ListCompare is a Template-Toolkit plugin that offers access to List::Compare module. Even this POD documentation mirrors the documentation of List::Compare. (I hope all the methods work fine when used in a TT template.)

SUBROUTINES/METHODS

  • new()

    The object constructor new() shouldn't be specified explicitly because it is called automaticly when using [% USE lc = ListCompare(Llist, Rlist) %].

  • get_version()

    The method get_version was overwritten for beeing able to provide the version of Template::Plugin::ListCompare and not the version of underlying List::Compare.

DIAGNOSTICS

CONFIGURATION AND ENVIRONMENT

No configuration needed.

DEPENDENCIES

Template::Plugin, List::Compare

SEE ALSO

List::Compare, Array::Utils, Array::Compare, List::Util, Set::Scalar, Set::Bag, Set::Array, Algorithm::Diff

INCOMPATIBILITIES

No known incompatibilities

AUTHOR

Octavian Rasnita, <orasnita at gmail.com>

BUGS AND LIMITATIONS

Please report any bugs or feature requests to bug-template-plugin-listcompare at rt.cpan.org, or through the web interface at

http://rt.cpan.org/NoAuth/ReportBug.html?Queue=Template-Plugin-ListCompare.

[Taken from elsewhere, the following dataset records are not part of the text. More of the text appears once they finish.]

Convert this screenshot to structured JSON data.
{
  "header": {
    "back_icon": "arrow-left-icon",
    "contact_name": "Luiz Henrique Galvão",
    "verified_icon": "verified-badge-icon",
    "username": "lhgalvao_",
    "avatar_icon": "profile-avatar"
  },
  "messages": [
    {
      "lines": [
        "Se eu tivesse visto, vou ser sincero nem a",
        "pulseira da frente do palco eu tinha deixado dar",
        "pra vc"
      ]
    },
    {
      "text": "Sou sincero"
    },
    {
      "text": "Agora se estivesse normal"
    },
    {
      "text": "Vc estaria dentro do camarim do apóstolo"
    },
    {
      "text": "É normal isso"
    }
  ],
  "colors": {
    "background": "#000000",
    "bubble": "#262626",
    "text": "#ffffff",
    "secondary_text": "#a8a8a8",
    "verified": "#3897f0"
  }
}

I will be notified, and then you'll automatically be notified of progress on your bug as I make changes.

SUPPORT

You can find documentation for this module with the perldoc command.

    perldoc Template::Plugin::ListCompare

You can also look for information at:

LICENSE AND COPYRIGHT

Copyright 2009 Octavian Rasnita.

This program is free software; you can redistribute it and/or modify it under the terms of either: the GNU General Public License as published by the Free Software Foundation; or the Artistic License.